Satellite imagery from Aug. 17 shows the continued presence of Russian military aviation at Hamedan air base, west of Tehran. A number of Su-34 fighter-bombers are present, with four aircraft located close to each other at the eastern end of the airfield. Photographs posted online Aug. 15 showed at least three Russian Tu-22M3 strategic bombers (also known by their NATO reporting name, Backfire) at the air base. Moscow and Tehran have officially confirmed the presence of Russian military aviation assets in Iran. Having previously used the base as a refueling stop, the Russian aircraft now appear to be conducting operations from there, striking targets in Syria since Aug. 16.For Moscow, the benefits of this new arrangement are clear. Previously, the Tu-22M3 bombers had been flying from Russia to strike Syria. Staging air power from Iran shortens flight time, enabling Russian warplanes to fly more sorties and carry heavier payloads, while at the same time reducing maintenance and overall costs. Airfields are available in Syria, but Moscow claims that the Tu-22M3 is not suitable for deployment to places such as Hmeimim air base, southeast of Latakia, thanks to the airfield's small size and lack of capacity to handle large aircraft.
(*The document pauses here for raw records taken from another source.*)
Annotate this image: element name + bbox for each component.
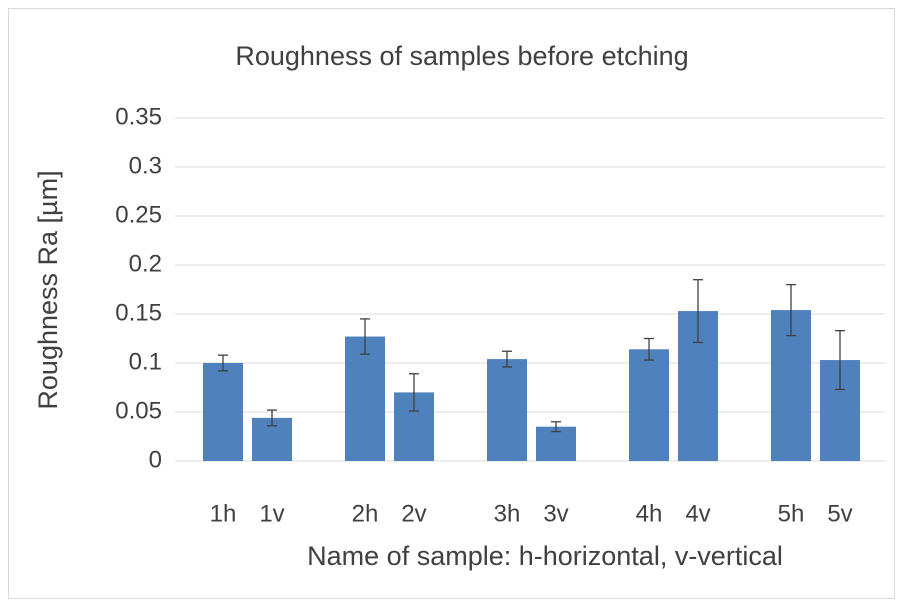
x-tick-label: 2h [352, 500, 379, 527]
chart-frame [8, 8, 895, 599]
x-tick-label: 4v [685, 500, 710, 527]
y-tick-label: 0.2 [129, 250, 162, 277]
y-tick-label: 0.05 [115, 397, 162, 424]
y-axis-label: Roughness Ra [µm] [33, 170, 63, 409]
bar [345, 336, 385, 461]
x-axis-label: Name of sample: h-horizontal, v-vertical [307, 541, 783, 571]
bar [629, 349, 669, 461]
x-tick-label: 1h [210, 500, 237, 527]
y-tick-label: 0.15 [115, 299, 162, 326]
x-tick-label: 4h [636, 500, 663, 527]
bar [203, 363, 243, 461]
x-tick-label: 5v [827, 500, 852, 527]
bar [536, 426, 576, 461]
x-tick-label: 1v [259, 500, 284, 527]
x-tick-label: 3v [543, 500, 568, 527]
y-tick-label: 0.25 [115, 201, 162, 228]
x-tick-label: 5h [778, 500, 805, 527]
y-tick-label: 0.1 [129, 348, 162, 375]
x-tick-label: 3h [494, 500, 521, 527]
y-tick-label: 0.35 [115, 103, 162, 130]
x-tick-label: 2v [401, 500, 426, 527]
y-tick-label: 0.3 [129, 152, 162, 179]
chart-title: Roughness of samples before etching [235, 41, 688, 71]
bar [487, 359, 527, 461]
y-tick-label: 0 [149, 446, 162, 473]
Though this is not the first time Russian Tu-22M3s have visited Hamedan air base, it is the first talk of semi-permanent basing — as opposed to forward staging, refueling and resupplying. This could be the continuation of a trend. After their first airstrikes on Syria, Russia's long-range bombers returned to their bases in Russia. In subsequent sorties, these aircraft stopped briefly at Hamedan to refuel. The satellite imagery, obtained by Stratfor through our partners at AllSource Analysis, confirms that the previously sighted Tu-22M3 bombers have since departed.The presence of Su-34s at Hamedan air base also suggests reasons for Russia's presence beyond airfield suitability; Su-34s are routinely flown from Hmeimim air base in Syria, an airfield much closer to target areas than Hamedan is. One factor contributing to the reallocation of resources could be security concerns. Russia has complained that the tactical and operational security of its air operations in Syria may be compromised, allowing rebels to relocate to avoid incoming airstrikes. Since the rebels have likely planted spotters close to Hmeimim air base to monitor air activity, this is not inconceivable. Staging from Hamedan air base in Iran counters this potential tactic. Furthermore, the deployment of Su-34s to Hamedan air base could also be a means of maintaining a consistent presence there while the larger Tu-22M3 bombers periodically utilize the air base before returning to specialized airfields in Russia.